Criteo’s strengths lie in its retail relationships, commerce audience data, and expanding identity solutions. Its weaknesses remain its legacy perception as a retargeting vendor, client concentration risk, and overexposure to Europe. Opportunities include the continued rise of retail media and the emergence of AI-based automation of the value chain. Challenges include increased competition from Amazon (especially), Google, and The Trade Desk, the shift of shopper journeys to agentic interfaces (because it removes humans from part of the value chain, removing them as targets for performance advertising), as well as the need to rebuild investor confidence.

The broader digital advertising industry is showing signs of cautious growth, with resilient marketer demand but intensifying pressure on signal quality, identity resolution, and ROI measurement. Within this context, Criteo is working to modernize, differentiate, and prove that it can compete not only on scale but on strategic relevance.

Conclusion: Retail Media and AI Give Criteo a Path Forward, But Execution Is Key

Criteo’s second quarter of 2025 reveals a company that is gradually evolving – not yet a high-growth juggernaut, but not a stagnant relic of retargeting either.

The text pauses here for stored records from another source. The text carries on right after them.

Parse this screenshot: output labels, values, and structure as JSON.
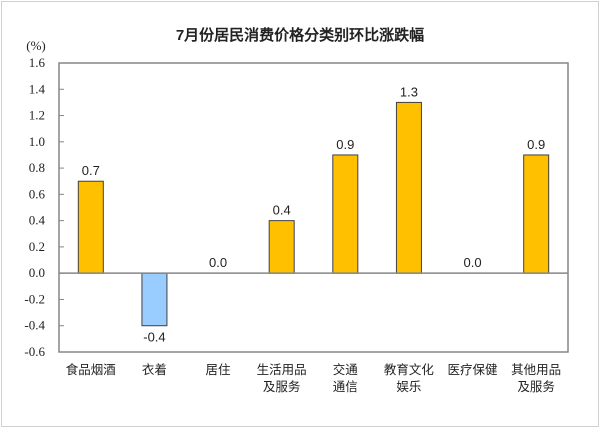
{
  "chart_data": {
    "type": "bar",
    "title": "7月份居民消费价格分类别环比涨跌幅",
    "ylabel": "(%)",
    "categories": [
      [
        "食品烟酒"
      ],
      [
        "衣着"
      ],
      [
        "居住"
      ],
      [
        "生活用品",
        "及服务"
      ],
      [
        "交通",
        "通信"
      ],
      [
        "教育文化",
        "娱乐"
      ],
      [
        "医疗保健"
      ],
      [
        "其他用品",
        "及服务"
      ]
    ],
    "values": [
      0.7,
      -0.4,
      0.0,
      0.4,
      0.9,
      1.3,
      0.0,
      0.9
    ],
    "data_labels": [
      "0.7",
      "-0.4",
      "0.0",
      "0.4",
      "0.9",
      "1.3",
      "0.0",
      "0.9"
    ],
    "ylim": [
      -0.6,
      1.6
    ],
    "yticks": [
      "1.6",
      "1.4",
      "1.2",
      "1.0",
      "0.8",
      "0.6",
      "0.4",
      "0.2",
      "0.0",
      "-0.2",
      "-0.4",
      "-0.6"
    ],
    "grid": false,
    "colors": {
      "positive": "#FFC000",
      "negative": "#99CCFF",
      "bar_edge": "#404040",
      "axis": "#868686"
    }
  }
}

With retail media continuing to gain share, strong gross margins, and a deepening AI focus, Criteo is making credible progress toward a more modern, defensible position in the commerce media landscape.

But the path ahead remains narrow: Criteo will need to accelerate growth, expand margins, and overcome structural drag in legacy geographies and products. If it can do so, Criteo may yet complete one of AdTech’s more impressive reinventions.